“Anunciamos que por la eternidad pasamos la página negra de la división”, declaró el presidente palestino y jefe del Fatah, Mahmud Abas, durante una ceremonia que marcó la conclusión de un acuerdo de reconciliación entre los palestinos.
Abas también advirtió a Israel, muy hostil a este acuerdo, que tenía que “elegir entre la colonización y la paz”.
El jefe del buró político del movimiento islamista Hamas, Jaled Mechaal, declaró por su parte que “nuestro único combate es contra Israel”, y que el tiempo de los antagonismos y de las violencias que minaron el campo palestino “quedó atrás”.
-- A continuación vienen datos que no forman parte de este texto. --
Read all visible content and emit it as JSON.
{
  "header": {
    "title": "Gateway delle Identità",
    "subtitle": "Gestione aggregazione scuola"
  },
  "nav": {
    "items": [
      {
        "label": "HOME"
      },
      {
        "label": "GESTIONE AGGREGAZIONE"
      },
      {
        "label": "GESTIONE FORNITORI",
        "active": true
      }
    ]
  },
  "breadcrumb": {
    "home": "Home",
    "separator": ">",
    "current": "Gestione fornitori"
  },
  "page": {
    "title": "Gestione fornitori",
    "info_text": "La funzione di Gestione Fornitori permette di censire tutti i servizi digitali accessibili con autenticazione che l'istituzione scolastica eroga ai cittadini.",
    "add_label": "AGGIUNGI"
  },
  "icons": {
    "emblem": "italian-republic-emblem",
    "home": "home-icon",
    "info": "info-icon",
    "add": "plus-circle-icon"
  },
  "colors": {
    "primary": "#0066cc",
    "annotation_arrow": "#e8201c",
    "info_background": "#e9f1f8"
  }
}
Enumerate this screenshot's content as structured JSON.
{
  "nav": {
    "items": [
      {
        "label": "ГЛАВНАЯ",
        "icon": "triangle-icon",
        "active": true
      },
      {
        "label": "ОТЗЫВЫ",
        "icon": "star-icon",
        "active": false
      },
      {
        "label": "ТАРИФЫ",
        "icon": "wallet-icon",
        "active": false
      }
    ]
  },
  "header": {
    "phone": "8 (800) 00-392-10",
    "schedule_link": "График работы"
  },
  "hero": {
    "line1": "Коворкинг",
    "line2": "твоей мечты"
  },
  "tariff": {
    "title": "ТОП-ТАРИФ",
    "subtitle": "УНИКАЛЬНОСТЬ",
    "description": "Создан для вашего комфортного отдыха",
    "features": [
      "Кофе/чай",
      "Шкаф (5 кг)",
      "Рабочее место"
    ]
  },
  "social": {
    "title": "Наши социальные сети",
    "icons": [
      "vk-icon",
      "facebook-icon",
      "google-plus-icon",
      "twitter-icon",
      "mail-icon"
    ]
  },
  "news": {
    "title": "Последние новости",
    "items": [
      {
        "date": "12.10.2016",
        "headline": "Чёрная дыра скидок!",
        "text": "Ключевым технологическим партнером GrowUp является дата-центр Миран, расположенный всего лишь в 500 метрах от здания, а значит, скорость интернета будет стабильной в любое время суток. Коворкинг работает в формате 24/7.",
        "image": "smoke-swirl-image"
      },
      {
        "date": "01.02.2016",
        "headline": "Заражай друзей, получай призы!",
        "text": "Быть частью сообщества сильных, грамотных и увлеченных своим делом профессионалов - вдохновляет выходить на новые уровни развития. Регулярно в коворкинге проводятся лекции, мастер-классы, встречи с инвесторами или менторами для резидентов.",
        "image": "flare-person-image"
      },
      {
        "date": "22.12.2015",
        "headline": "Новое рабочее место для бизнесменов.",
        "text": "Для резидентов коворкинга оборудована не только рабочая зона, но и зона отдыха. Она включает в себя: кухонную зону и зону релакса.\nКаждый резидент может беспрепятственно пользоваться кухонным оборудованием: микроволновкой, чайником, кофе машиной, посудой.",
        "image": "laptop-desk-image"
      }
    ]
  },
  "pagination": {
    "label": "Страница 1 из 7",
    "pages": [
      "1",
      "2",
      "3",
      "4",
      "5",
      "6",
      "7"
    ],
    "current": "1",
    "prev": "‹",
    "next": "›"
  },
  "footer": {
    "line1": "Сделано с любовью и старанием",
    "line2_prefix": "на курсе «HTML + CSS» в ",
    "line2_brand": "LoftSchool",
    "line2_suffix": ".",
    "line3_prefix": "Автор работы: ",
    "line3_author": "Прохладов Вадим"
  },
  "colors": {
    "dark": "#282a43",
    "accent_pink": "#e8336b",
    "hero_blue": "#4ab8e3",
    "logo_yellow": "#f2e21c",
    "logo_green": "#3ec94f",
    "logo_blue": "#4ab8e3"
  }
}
El último encuentro entre los dos hermanos enemigos data de abril de 2007, unas semanas antes de que el Hamas tomara el control de la franja de Gaza, lo que marcó la ruptura entre los dos movimientos rivales.
El primer ministro israelí Benjamin Netanyahu, de visita en Londres, denunció un “duro golpe para la paz y una gran victoria para el terrorismo”.
En múltiples ocasiones, Netanyahu afirmó que el acuerdo Fatah-Hamas era una amenaza para el reinicio de conversaciones de paz con Israel, actualmente bloqueadas por la cuestión de la colonización israelí en Cisjordania.